On Wed, 12 Jul 2006 10:16:40 -0600
"Koth, Christian (DWBI)" <[EMAIL PROTECTED]> wrote:
> I have noticed a strange performance behaviour using a commit statement on 
> two different machines. On one of the machines the commit is many times 
> faster than on the other machine which has faster hardware. Server and client 
> are running always on the same machine.
> 
> Server version (same on both machines): PostgreSQL 8.1.3. (same binaries as 
> well)
> 
> PC1:
> ----
> Pentium 4 (2.8 GHz)
> 1GB RAM
> IDE-HDD (approx. 50 MB/s rw), fs: ext3
> Mandrake Linux: Kernel 2.4.22
> 
> 
> PC2:
> ----
> Pentium 4 (3.0 GHz)
> 2GB RAM
> SCSI-HDD (approx. 65 MB/s rw), fs: ext3
> Mandrake Linux: Kernel 2.4.32
> 
> 
> Both installations of the database have the same configuration, different 
> from default are only the following settings on both machines:
> 
> shared_buffers = 20000
> listen_addresses = '*'
> max_stack_depth = 4096
> 
> 
> pgbench gives me the following results:
> PC1:
> ----
> transaction type: TPC-B (sort of)
> scaling factor: 1
> number of clients: 1
> number of transactions per client: 10
> number of transactions actually processed: 10/10
> tps = 269.905533 (including connections establishing)
> tps = 293.625393 (excluding connections establishing)
> 
> PC2:
> ----
> transaction type: TPC-B (sort of)
> scaling factor: 1
> number of clients: 1
> number of transactions per client: 10
> number of transactions actually processed: 10/10
> tps = 46.061935 (including connections establishing)
> tps = 46.519634 (excluding connections establishing)

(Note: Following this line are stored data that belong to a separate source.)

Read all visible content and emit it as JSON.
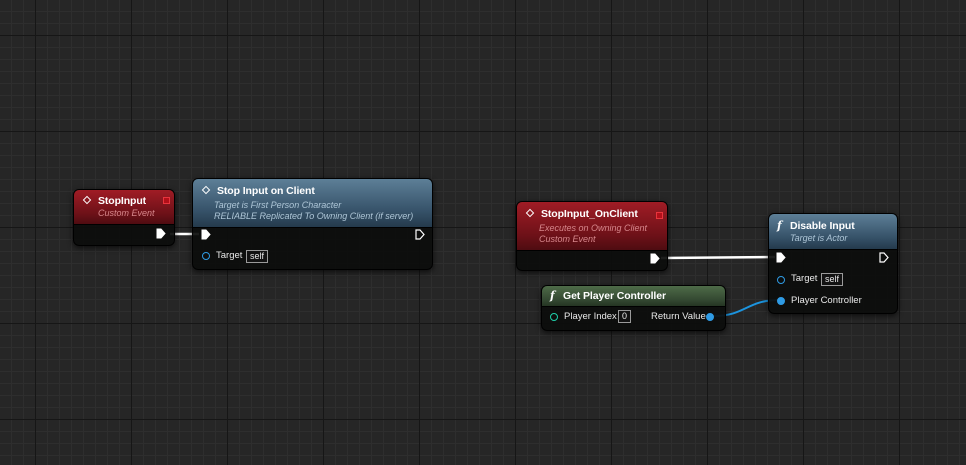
{
  "colors": {
    "exec_wire": "#ffffff",
    "object_wire": "#1c94de",
    "event_header": "#7a1219",
    "function_header": "#3b566c",
    "pure_function_header": "#3a5236"
  },
  "nodes": {
    "stop_input_event": {
      "title": "StopInput",
      "subtitle": "Custom Event",
      "icon": "event-diamond-icon"
    },
    "stop_input_on_client": {
      "title": "Stop Input on Client",
      "subtitle_1": "Target is First Person Character",
      "subtitle_2": "RELIABLE Replicated To Owning Client (if server)",
      "icon": "event-diamond-icon",
      "target_label": "Target",
      "target_value": "self"
    },
    "stop_input_onclient_event": {
      "title": "StopInput_OnClient",
      "subtitle_1": "Executes on Owning Client",
      "subtitle_2": "Custom Event",
      "icon": "event-diamond-icon"
    },
    "disable_input": {
      "title": "Disable Input",
      "subtitle": "Target is Actor",
      "icon": "function-icon",
      "target_label": "Target",
      "target_value": "self",
      "player_controller_label": "Player Controller"
    },
    "get_player_controller": {
      "title": "Get Player Controller",
      "icon": "function-icon",
      "player_index_label": "Player Index",
      "player_index_value": "0",
      "return_value_label": "Return Value"
    }
  }
}
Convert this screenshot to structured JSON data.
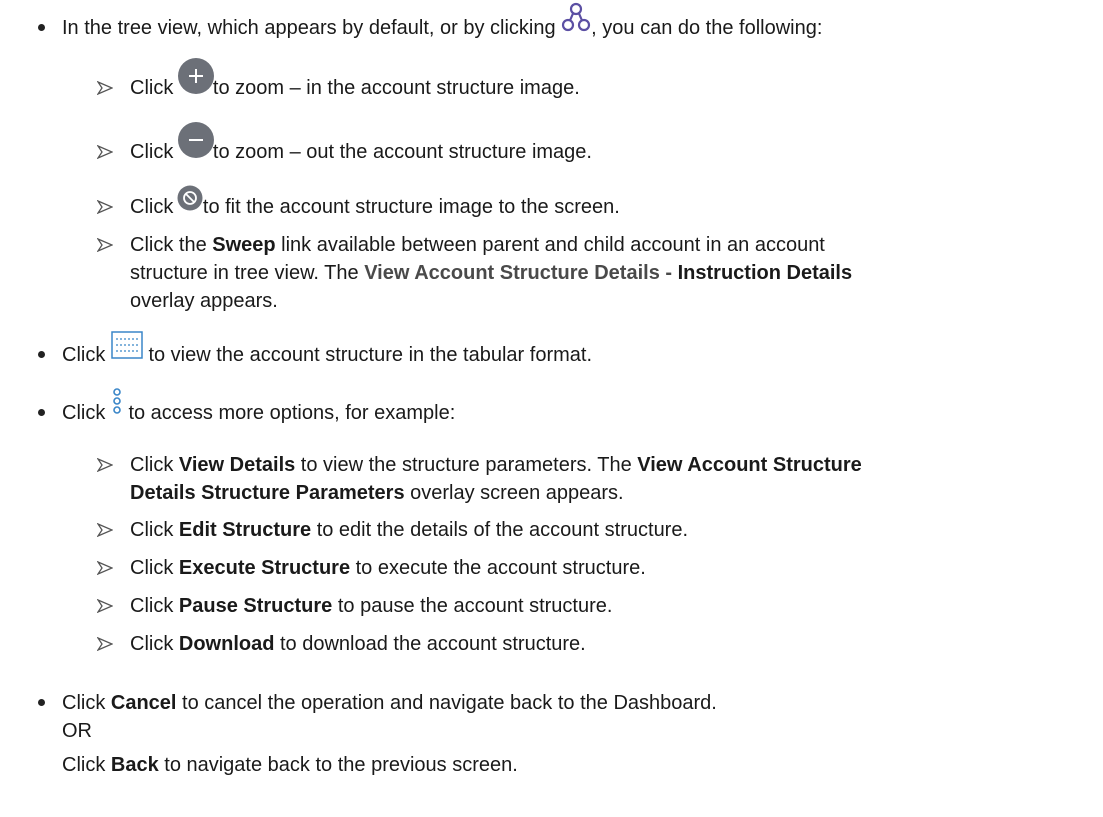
{
  "intro": {
    "before_icon": "In the tree view, which appears by default, or by clicking ",
    "after_icon": ", you can do the following:"
  },
  "zoom_in": {
    "click": "Click ",
    "text": "to zoom – in the account structure image."
  },
  "zoom_out": {
    "click": "Click ",
    "text": "to zoom – out the account structure image."
  },
  "fit": {
    "click": "Click ",
    "text": "to fit the account structure image to the screen."
  },
  "sweep": {
    "l1_a": "Click the ",
    "l1_b": "Sweep",
    "l1_c": " link available between parent and child account in an account",
    "l2_a": "structure in tree view. The ",
    "l2_b": "View Account Structure Details - ",
    "l2_c": "Instruction Details",
    "l3": "overlay appears."
  },
  "tabular": {
    "click": "Click ",
    "text": " to view the account structure in the tabular format."
  },
  "more": {
    "click": "Click ",
    "text": "  to access more options, for example:"
  },
  "view_details": {
    "l1_a": "Click ",
    "l1_b": "View Details",
    "l1_c": " to view the structure parameters. The ",
    "l1_d": "View Account Structure",
    "l2_a": "Details Structure Parameters",
    "l2_b": " overlay screen appears."
  },
  "edit": {
    "a": "Click ",
    "b": "Edit Structure",
    "c": " to edit the details of the account structure."
  },
  "execute": {
    "a": "Click ",
    "b": "Execute Structure",
    "c": " to execute the account structure."
  },
  "pause": {
    "a": "Click ",
    "b": "Pause Structure",
    "c": " to pause the account structure."
  },
  "download": {
    "a": "Click ",
    "b": "Download",
    "c": " to download the account structure."
  },
  "cancel": {
    "l1_a": "Click ",
    "l1_b": "Cancel",
    "l1_c": " to cancel the operation and navigate back to the Dashboard.",
    "or": "OR",
    "l3_a": "Click ",
    "l3_b": "Back",
    "l3_c": " to navigate back to the previous screen."
  },
  "colors": {
    "text": "#1a1a1a",
    "tree_icon": "#5b4fa3",
    "round_icon": "#6c7078",
    "grid_icon": "#3a86c8"
  },
  "icons": [
    "tree-view-icon",
    "zoom-in-icon",
    "zoom-out-icon",
    "fit-screen-icon",
    "table-view-icon",
    "more-options-icon"
  ]
}
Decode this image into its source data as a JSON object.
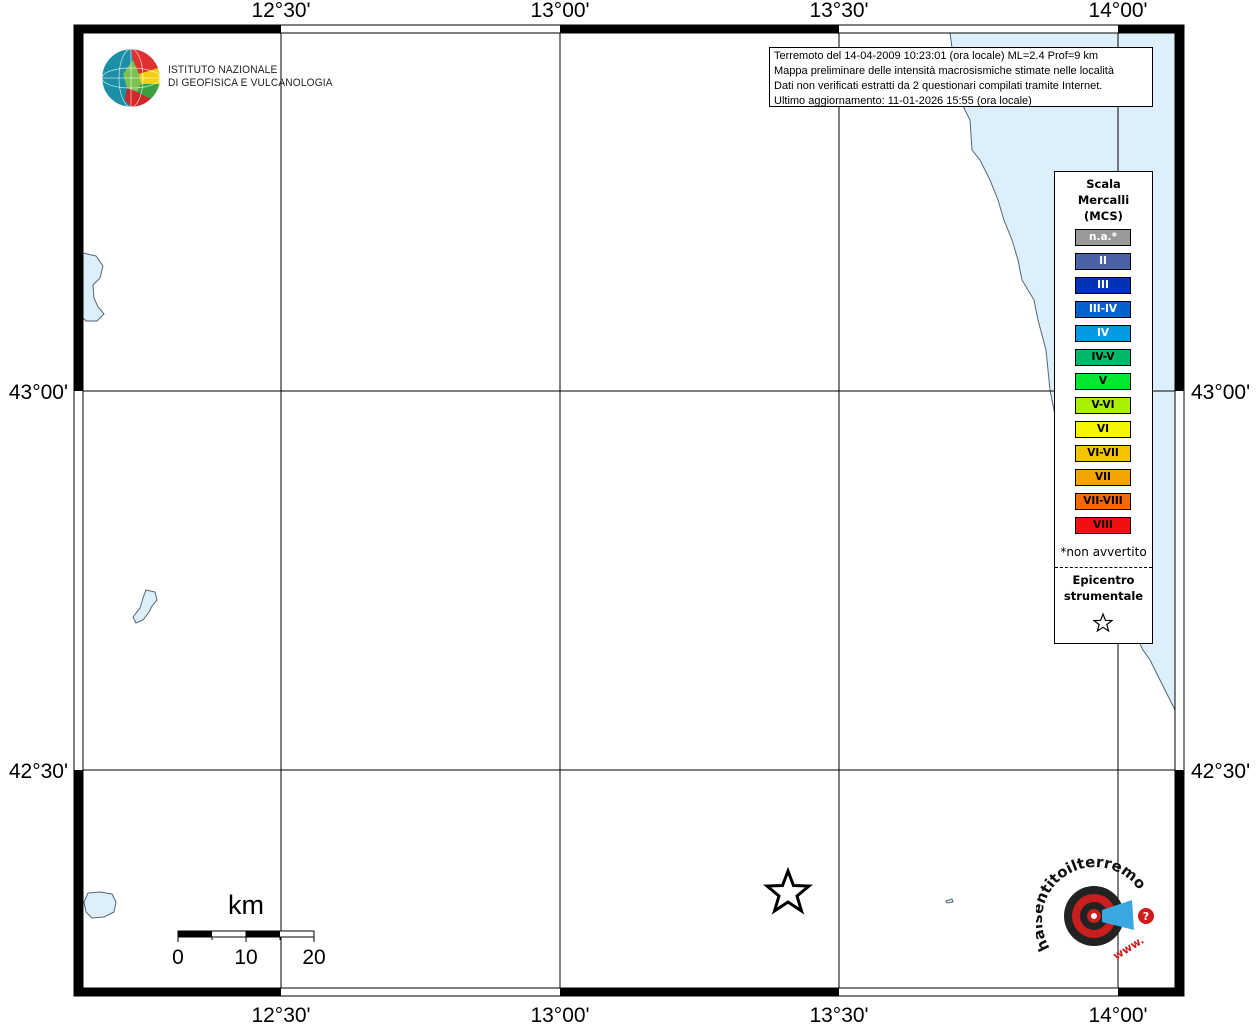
{
  "map": {
    "coordinate_labels": {
      "longitude_top": [
        "12°30'",
        "13°00'",
        "13°30'",
        "14°00'"
      ],
      "longitude_bottom": [
        "12°30'",
        "13°00'",
        "13°30'",
        "14°00'"
      ],
      "latitude_left": [
        "43°00'",
        "42°30'"
      ],
      "latitude_right": [
        "43°00'",
        "42°30'"
      ]
    },
    "colors": {
      "sea": "#ddeffb",
      "coastline": "#556677",
      "grid": "#000000"
    },
    "scale_bar": {
      "unit": "km",
      "ticks": [
        "0",
        "10",
        "20"
      ]
    },
    "epicenter_marker": "star-icon"
  },
  "institute_logo": {
    "line1": "ISTITUTO NAZIONALE",
    "line2": "DI GEOFISICA E VULCANOLOGIA"
  },
  "info": {
    "line1": "Terremoto del 14-04-2009 10:23:01 (ora locale) ML=2.4 Prof=9 km",
    "line2": "Mappa preliminare delle intensità macrosismiche stimate nelle località",
    "line3": "Dati non verificati estratti da 2 questionari compilati tramite Internet.",
    "line4": "Ultimo aggiornamento: 11-01-2026 15:55 (ora locale)"
  },
  "legend": {
    "title_line1": "Scala",
    "title_line2": "Mercalli",
    "title_line3": "(MCS)",
    "items": [
      {
        "label": "n.a.*",
        "color": "#999999",
        "text_color": "#ffffff"
      },
      {
        "label": "II",
        "color": "#4a62a8",
        "text_color": "#ffffff"
      },
      {
        "label": "III",
        "color": "#0033b8",
        "text_color": "#ffffff"
      },
      {
        "label": "III-IV",
        "color": "#0062cf",
        "text_color": "#ffffff"
      },
      {
        "label": "IV",
        "color": "#0099e2",
        "text_color": "#ffffff"
      },
      {
        "label": "IV-V",
        "color": "#00b86a",
        "text_color": "#000000"
      },
      {
        "label": "V",
        "color": "#00e82e",
        "text_color": "#000000"
      },
      {
        "label": "V-VI",
        "color": "#a8f000",
        "text_color": "#000000"
      },
      {
        "label": "VI",
        "color": "#f5f500",
        "text_color": "#000000"
      },
      {
        "label": "VI-VII",
        "color": "#f5c400",
        "text_color": "#000000"
      },
      {
        "label": "VII",
        "color": "#f5a300",
        "text_color": "#000000"
      },
      {
        "label": "VII-VIII",
        "color": "#f56a00",
        "text_color": "#000000"
      },
      {
        "label": "VIII",
        "color": "#f01010",
        "text_color": "#000000"
      }
    ],
    "note": "*non avvertito",
    "epicenter_line1": "Epicentro",
    "epicenter_line2": "strumentale"
  },
  "hsit_logo": {
    "text": "haisentitoilterremoto.it",
    "url_prefix": "www."
  }
}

I'm not sure 10 transactions is enough of a test.  You could just be
seeing the result of your IDE drive lying to you about actually writing
your data.  There may be other considerations but I would start with
checking with 10,000 or 100,000 transactions to overcome the driver
buffering.

-- 
D'Arcy J.M. Cain <darcy@druid.net>         |  Democracy is three wolves
http://www.druid.net/darcy/                |  and a sheep voting on
+1 416 425 1212     (DoD#0082)    (eNTP)   |  what's for dinner.